Java ArrayList and LinkedList

[Note] This article is translated from: Java ArrayList vs LinkedList | Baeldung

1 Overview

For collections, the Java standard library provides a large number of options to choose from. Among these options, there are two well-known List , called ArrayList and LinkedList , each of which has its own properties and use cases.
In this tutorial, we will see how these two are achieved. Then, we will evaluate the differences in each application.

2. ArrayList

Internally, the ArrayList uses an array to implement the List interface . Since the array is of fixed size in Java, ArrayList creates an array with some initial capacity. During this process, if we need to store more items than the default capacity, it will replace the array with a new, larger array.
In order to better understand its properties, let us evaluate this data structure based on its three main operations: adding items, getting items by index, and deleting items by index.

2.1. Add

When we create an empty ArrayList , it will initialize its backing array with the default capacity (currently 10):

Adding a new item when the array is not full is as simple as assigning the item to a specific array index. This array index is determined by the current array size, because we are actually appending to the list:

backingArray[size] = newItem;
size++;

Therefore, in the best and general case, the time complexity of the addition operation is O(1) , which is very fast. However, as the backing array becomes full, the efficiency of adding implementations will decrease:

To add new items, we should first initialize a new array with a larger capacity and copy all existing items to the new array . Only after copying the current element, we can add a new item. Therefore, in the worst case, the time complexity is O(n), because we have to copy n elements first.
In theory, the running time of adding new elements is the amortization constant . In other words, it takes O(n) time to add n elements. However, due to replication overhead, some single additions may perform poorly.

2.2. Access by index

Accessing items by index is the real highlight ArrayList To retrieve subscript i term, we need only return to the reserve located on the array i an indexed item. Therefore, through index operation is always O(1) .

2.3. Delete by index

Suppose we want ArrayList , which corresponds to element 15 in our backing array:

After marking the desired element as deleted, we should move all the following elements back by one index. Obviously, the closer the element is to the beginning of the array, the more elements we should move . Therefore, the time complexity is O(1) in the best case and O(n) in the average and worst case.

2.4. Application and Restrictions

Generally, when List implement, ArrayList is the default choice of many developers. In fact, when the number of reads far exceeds the number of writes, this is actually a wise choice .
Sometimes we need to read and write equally frequently. If we do estimate the maximum number of possible items, then it still makes sense to use ArrayList . If this is the case, we can initialize the ArrayList with the initial capacity:

int possibleUpperBound = 10_000;
List<String> items = new ArrayList<>(possibleUpperBound);

This estimation can prevent a lot of unnecessary copying and array allocation.

In addition, the array is indexed by int values in Java. Therefore, it is impossible to store more than 2 to the 32th power in a Java array. Therefore, the same is true in ArrayList .

3. LinkedList

LinkedList, as the name suggests, uses a collection of linked nodes to store and retrieve elements . For example, here is the Java implementation after adding four elements:

Each node maintains two pointers: one points to the next element, and the other points to the previous element. To extend this, the doubly linked list has two pointers to the first and last items.
Again, let us evaluate this implementation based on the same basic operations.

3.1. Add

In order to add a new node, first, we should link the current last node to the new node:

Then update the last pointer:

Because these two operations are very simple, the time complexity of the addition operation is always O(1) .

3.2. Access by index

LinkedList is different from ArrayList and does not support fast random access. Therefore, in order to find elements by index, we should manually traverse some parts of the list .

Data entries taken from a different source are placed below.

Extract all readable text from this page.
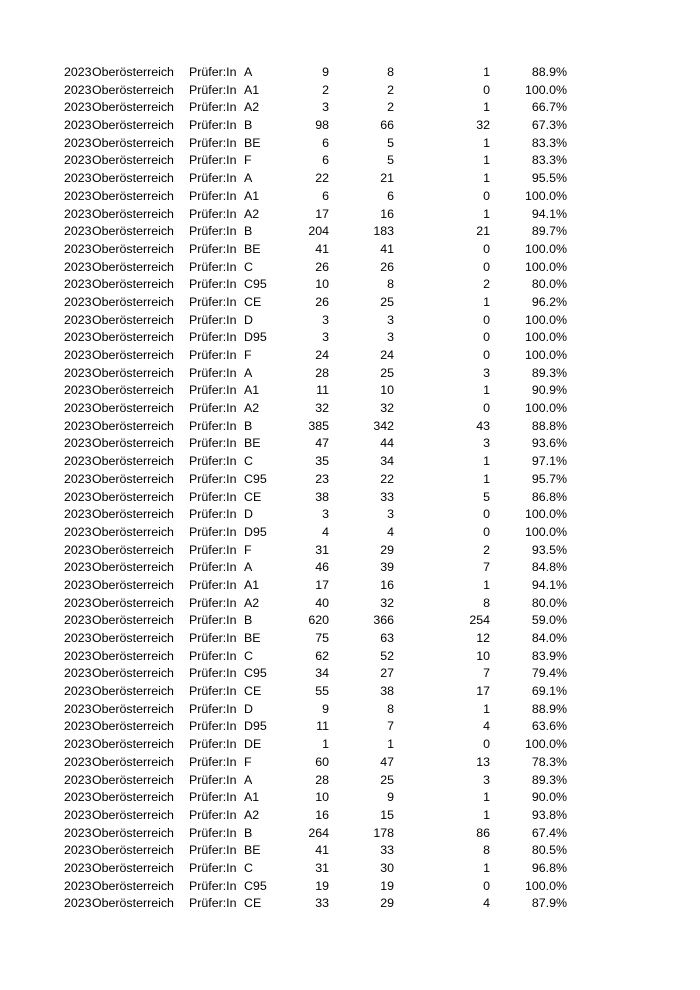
2023 Oberösterreich Prüfer:In A	9	8	1	88.9%
2023 Oberösterreich Prüfer:In A1	2	2	0	100.0%
2023 Oberösterreich Prüfer:In A2	3	2	1	66.7%
2023 Oberösterreich Prüfer:In B	98	66	32	67.3%
2023 Oberösterreich Prüfer:In BE	6	5	1	83.3%
2023 Oberösterreich Prüfer:In F	6	5	1	83.3%
2023 Oberösterreich Prüfer:In A	22	21	1	95.5%
2023 Oberösterreich Prüfer:In A1	6	6	0	100.0%
2023 Oberösterreich Prüfer:In A2	17	16	1	94.1%
2023 Oberösterreich Prüfer:In B	204	183	21	89.7%
2023 Oberösterreich Prüfer:In BE	41	41	0	100.0%
2023 Oberösterreich Prüfer:In C	26	26	0	100.0%
2023 Oberösterreich Prüfer:In C95	10	8	2	80.0%
2023 Oberösterreich Prüfer:In CE	26	25	1	96.2%
2023 Oberösterreich Prüfer:In D	3	3	0	100.0%
2023 Oberösterreich Prüfer:In D95	3	3	0	100.0%
2023 Oberösterreich Prüfer:In F	24	24	0	100.0%
2023 Oberösterreich Prüfer:In A	28	25	3	89.3%
2023 Oberösterreich Prüfer:In A1	11	10	1	90.9%
2023 Oberösterreich Prüfer:In A2	32	32	0	100.0%
2023 Oberösterreich Prüfer:In B	385	342	43	88.8%
2023 Oberösterreich Prüfer:In BE	47	44	3	93.6%
2023 Oberösterreich Prüfer:In C	35	34	1	97.1%
2023 Oberösterreich Prüfer:In C95	23	22	1	95.7%
2023 Oberösterreich Prüfer:In CE	38	33	5	86.8%
2023 Oberösterreich Prüfer:In D	3	3	0	100.0%
2023 Oberösterreich Prüfer:In D95	4	4	0	100.0%
2023 Oberösterreich Prüfer:In F	31	29	2	93.5%
2023 Oberösterreich Prüfer:In A	46	39	7	84.8%
2023 Oberösterreich Prüfer:In A1	17	16	1	94.1%
2023 Oberösterreich Prüfer:In A2	40	32	8	80.0%
2023 Oberösterreich Prüfer:In B	620	366	254	59.0%
2023 Oberösterreich Prüfer:In BE	75	63	12	84.0%
2023 Oberösterreich Prüfer:In C	62	52	10	83.9%
2023 Oberösterreich Prüfer:In C95	34	27	7	79.4%
2023 Oberösterreich Prüfer:In CE	55	38	17	69.1%
2023 Oberösterreich Prüfer:In D	9	8	1	88.9%
2023 Oberösterreich Prüfer:In D95	11	7	4	63.6%
2023 Oberösterreich Prüfer:In DE	1	1	0	100.0%
2023 Oberösterreich Prüfer:In F	60	47	13	78.3%
2023 Oberösterreich Prüfer:In A	28	25	3	89.3%
2023 Oberösterreich Prüfer:In A1	10	9	1	90.0%
2023 Oberösterreich Prüfer:In A2	16	15	1	93.8%
2023 Oberösterreich Prüfer:In B	264	178	86	67.4%
2023 Oberösterreich Prüfer:In BE	41	33	8	80.5%
2023 Oberösterreich Prüfer:In C	31	30	1	96.8%
2023 Oberösterreich Prüfer:In C95	19	19	0	100.0%
2023 Oberösterreich Prüfer:In CE	33	29	4	87.9%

In the best case, when the requested item is near the beginning or end of the list, the time complexity will be as fast as O(1) However, in the average and worst case, we might end up with O(n) because we have to check many nodes one by one.

3.3. Delete by index

In order to delete an item, we should first find the requested item, and then unlink it from the list . Therefore, the access time determines the time complexity—that is, O(1) in the best case, and O(n) in the average and worst case.

3.4. Application

When the adding rate is much higher than the reading rate, LinkedLists more suitable.
In addition, when most of the time we want the first or last element, it can be used to read dense scenes. It is worth mentioning that LinkedList also implements the Deque interface-supporting efficient access to both ends of the collection.
Usually, if we know their implementation differences, then we can easily choose one for a specific use case.
For example, suppose we will store a large number of time series events in a list-like data structure. We know that we receive emergencies every second.
In addition, we need to regularly check all events and provide some statistics. For this use case, LinkedList is a better choice because the adding rate is much higher than the reading rate.
In addition, we read all items, so we cannot exceed the upper limit of O(n)

4 Conclusion

In this tutorial, we first deeply studied how ArrayList and LinkLists are implemented in Java.
We also evaluated different use cases for each of them.